堅物弁護士が占い好きな私に恋を教えてくれました
「それならよかった。向こうに鏡があるからそこで着替える?」

 誘導された場所へ行ってみると、そこはシンクがふたつもある豪華なパウダールームだった。バスタブやシャワールームは奥にあり、独立した造りになっている。
 着替えるには十分な広さだ。私は着てきたワンピースを脱いで、渡されたドレスをさっと身に纏う。
 壁に備えつけられた大きな鏡には、眉尻を下げた情けない顔の自分が映っていた。
 こんなに不安そうな表情をしていたら、羽瀬川先生に気を使わせてしまう。
 鏡に向かって笑顔を作り、心の中で気合いを入れた。
 私はもう、まな板の鯉だ。開き直るわけではないけれど、先生がそばにいてくれるのだから心配しなくても大丈夫。

「着てみました。

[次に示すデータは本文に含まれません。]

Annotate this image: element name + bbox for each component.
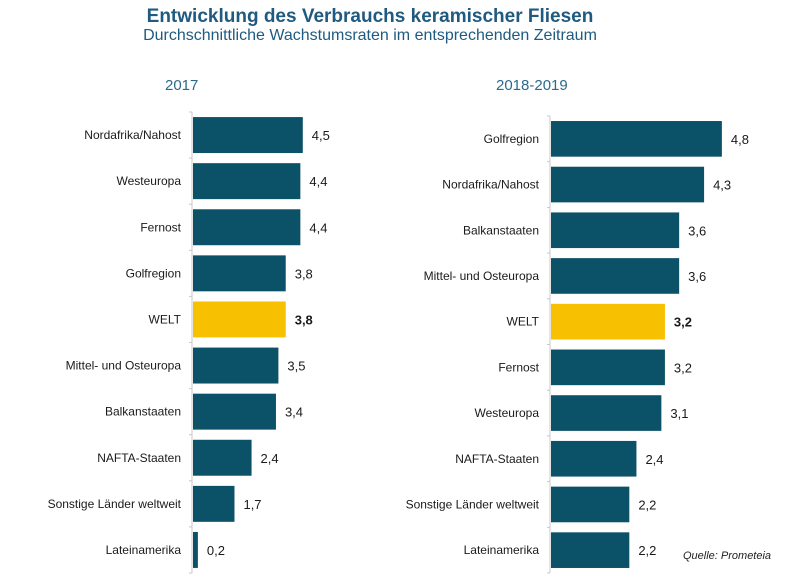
data-label: 3,4 <box>285 405 303 420</box>
category-label: Mittel- und Osteuropa <box>424 269 540 283</box>
bar <box>193 255 286 292</box>
data-label: 2,2 <box>638 497 656 512</box>
category-label: Westeuropa <box>117 174 182 188</box>
bar-welt <box>551 303 665 340</box>
bar <box>551 166 705 203</box>
bar <box>551 532 630 568</box>
category-label: Nordafrika/Nahost <box>84 128 181 142</box>
panel-title-2018-2019: 2018-2019 <box>496 77 568 94</box>
bar-welt <box>193 301 286 338</box>
bar <box>193 439 252 476</box>
chart-subtitle: Durchschnittliche Wachstumsraten im ents… <box>143 27 597 44</box>
category-label: NAFTA-Staaten <box>97 451 181 465</box>
bar-chart-1: Golfregion 4,8 Nordafrika/Nahost 4,3 Balkans… <box>406 115 749 574</box>
category-label: Nordafrika/Nahost <box>442 178 539 192</box>
category-label: NAFTA-Staaten <box>455 452 539 466</box>
category-label: Fernost <box>140 220 181 234</box>
panel-title-2017: 2017 <box>165 77 199 94</box>
data-label: 3,6 <box>688 223 706 238</box>
category-label: Sonstige Länder weltweit <box>48 497 182 511</box>
bar <box>193 485 235 522</box>
data-label: 4,4 <box>309 220 327 235</box>
bar <box>193 117 303 154</box>
bar <box>193 347 279 384</box>
source-note: Quelle: Prometeia <box>683 550 772 562</box>
category-label: WELT <box>149 312 182 326</box>
data-label: 2,4 <box>645 452 663 467</box>
category-label: Balkanstaaten <box>463 223 539 237</box>
bar <box>551 440 637 477</box>
bar <box>193 163 301 200</box>
data-label: 4,3 <box>713 178 731 193</box>
bar <box>193 393 276 430</box>
data-label: 0,2 <box>207 543 225 558</box>
bar <box>551 395 662 431</box>
data-label: 2,4 <box>261 451 279 466</box>
data-label: 4,8 <box>731 132 749 147</box>
bar <box>551 258 680 294</box>
category-label: Lateinamerika <box>106 543 182 557</box>
data-label: 4,5 <box>312 128 330 143</box>
bar <box>193 209 301 246</box>
category-label: Golfregion <box>126 266 181 280</box>
category-label: Westeuropa <box>475 406 540 420</box>
data-label: 2,2 <box>638 543 656 558</box>
data-label-welt: 3,2 <box>674 315 692 330</box>
chart-title: Entwicklung des Verbrauchs keramischer F… <box>146 6 594 27</box>
bar <box>551 121 722 157</box>
data-label: 4,4 <box>309 174 327 189</box>
bar <box>551 486 630 523</box>
bar <box>551 212 680 249</box>
category-label: Balkanstaaten <box>105 405 181 419</box>
category-label: Sonstige Länder weltweit <box>406 497 540 511</box>
category-label: WELT <box>507 315 540 329</box>
data-label: 3,5 <box>287 359 305 374</box>
bar <box>551 349 665 386</box>
data-label: 3,8 <box>295 266 313 281</box>
data-label-welt: 3,8 <box>295 312 313 327</box>
data-label: 3,6 <box>688 269 706 284</box>
category-label: Fernost <box>498 360 539 374</box>
bar <box>193 531 198 568</box>
category-label: Lateinamerika <box>464 543 540 557</box>
data-label: 3,2 <box>674 360 692 375</box>
data-label: 1,7 <box>243 497 261 512</box>
data-label: 3,1 <box>670 406 688 421</box>
bar-chart-0: Nordafrika/Nahost 4,5 Westeuropa 4,4 Fernost… <box>48 111 330 574</box>
category-label: Mittel- und Osteuropa <box>66 359 182 373</box>
category-label: Golfregion <box>484 132 539 146</box>
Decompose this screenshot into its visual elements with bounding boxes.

……どうでしょうか?」

 リビングルームに戻り、足を組んでソファーに座っている彼の元へ歩み寄った。
 がんばって笑みをたたえているつもりだが、苦笑いになっているかもしれない。

「うん。綺麗だ」
「え?」
「えっと、つまり……似合ってる」

 今、“綺麗”という言葉が聞こえた気がした。
 自分の耳がおかしくなったのかと思ったけれど、一瞬彼がうろたえたように見えたから、どうやら聞き間違えてはいないのだろう。
 頭でそう理解した途端、一気に顔に熱が集まってきた。さらに似合っているとも言われて、うれしさと恥ずかしさでどうにかなりそう。